Design and construction
- Architects: Dankmar Adler and Louis Sullivan

= Dexter Building =

Building in Chicago, Illinois

The Dexter Building was located at 630 South Wabash Avenue, in the South Loop area of Chicago, Illinois. The building was designed by the firm of Dankmar Adler and Louis Sullivan, and built in 1887. Prior to its destruction in a 2006 fire, it was one of the earliest surviving Louis Sullivan buildings, and was considered a precursor of the nearby Auditorium Building. It was designated as a Chicago Landmark in 1996 and was described by the Landmarks Division of the City of Chicago Department of Planning and Development as an "irreplaceable link in the chain of work of one of the nation's most important architectural partnerships". It was distinctive in its use of exterior perforated girders, prefiguring designs of seven decades later.

==History==
Architects Dankmar Adler and Louis Sullivan designed the Wirt Dexter Building as a warehouse and a furniture store for Wirt Dexter Walker, a prestigious lawyer in 1887, twelve years before his death.

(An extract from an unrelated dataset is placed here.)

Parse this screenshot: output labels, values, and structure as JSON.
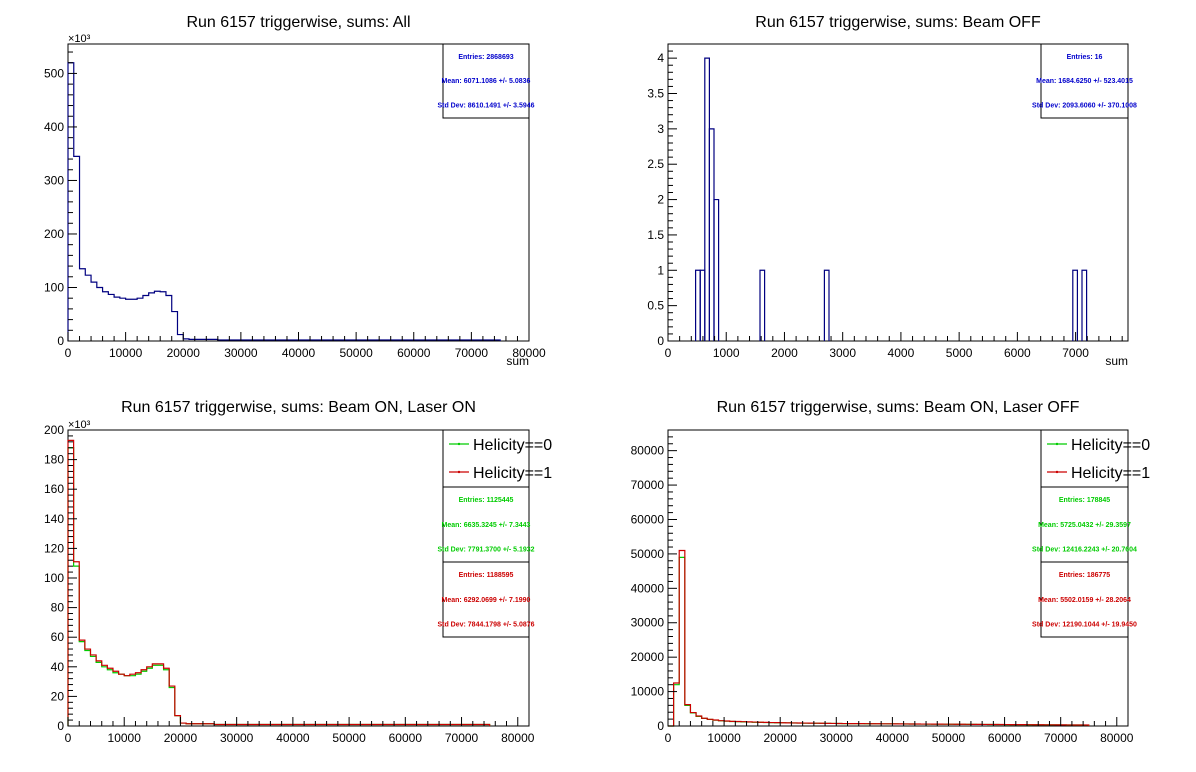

This building housed many businesses all around the years, from 1967 it was the home of the George Diamond Steak House, and the upper floors later housed the Sawyer Secretarial College.

==Fire==
On October 24, 2006, workmen were cutting up a boiler in the basement for scrapping with acetylene torches that sparked a large fire. The fire was allowed to get out of control and gutted the building. At its peak, the fire, which started in the basement at around 3 pm, was a five-alarm fire, the Chicago Fire Department's highest level of alert, with over 250 firefighters responding. Following the fire, the surviving shell of the building was too unstable to save and was demolished. At the time of the fire there was no insurance on the building.
==In popular culture==
The Wirt Dexter Building can be seen in the near background of one scene in the 2001 movie Just Visiting and 1997 movie My Best Friend's Wedding.